Während er zunächst in eigenen Gruppen mit Anthony Davis oder Billy Hart den Avantgarde Jazz weiter auslotete, wendete er sich Anfang der 1980er auch der Traditionspflege zu. Er ist wahrscheinlich der erste experimentelle Jazzer seiner Generation, der mit „Destiny’s Dance“ ein Album nur mit Standards vorlegte. Passend zum Album „Tradition in Transition“ (1982) kleidete er sich und seine Tournee-Band in einheitliche Anzüge ein. Sowohl mit eigenen Gruppen als auch mit Jack DeJohnettes Special Edition und mit McCoy Tyner bespielte er große amerikanische und europäische Festivals.
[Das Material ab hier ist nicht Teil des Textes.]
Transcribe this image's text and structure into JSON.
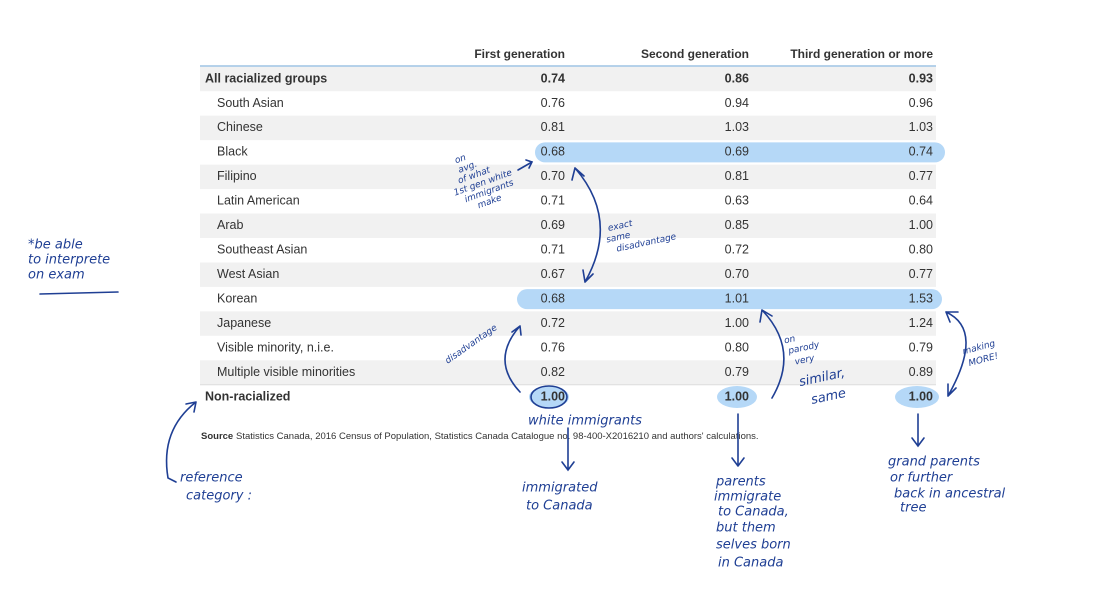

1984 gründete er mit Famoudou Don Moye die All Star-Formation The Leaders, dem außer ihm Arthur Blythe, Lester Bowie, Kirk Lightsey, Cecil McBee und anfangs Don Cherry und Don Pullen angehörten. Daneben arbeitete er weiterhin mit seinem Vater sowie eigenen Gruppen; neben akustischen Gruppen leitete er mit Brainstorm auch eine Electric Band. An seinen jüngeren Einspielungen sind auch Mal Waldron oder Dianne Reeves beteiligt. Er spielte regelmäßig mit dem Reto Weber Percussion Orchestra und weiteren Gästen wie Albert Mangelsdorff („The Wake Keeping“, 1996) oder Franco Ambrosetti („Face to Face“, 2001). Daneben wirkte er auch an Einspielungen von Tito Puente, Machito, Ray Barretto, Lester Bowie oder Kip Hanrahan mit.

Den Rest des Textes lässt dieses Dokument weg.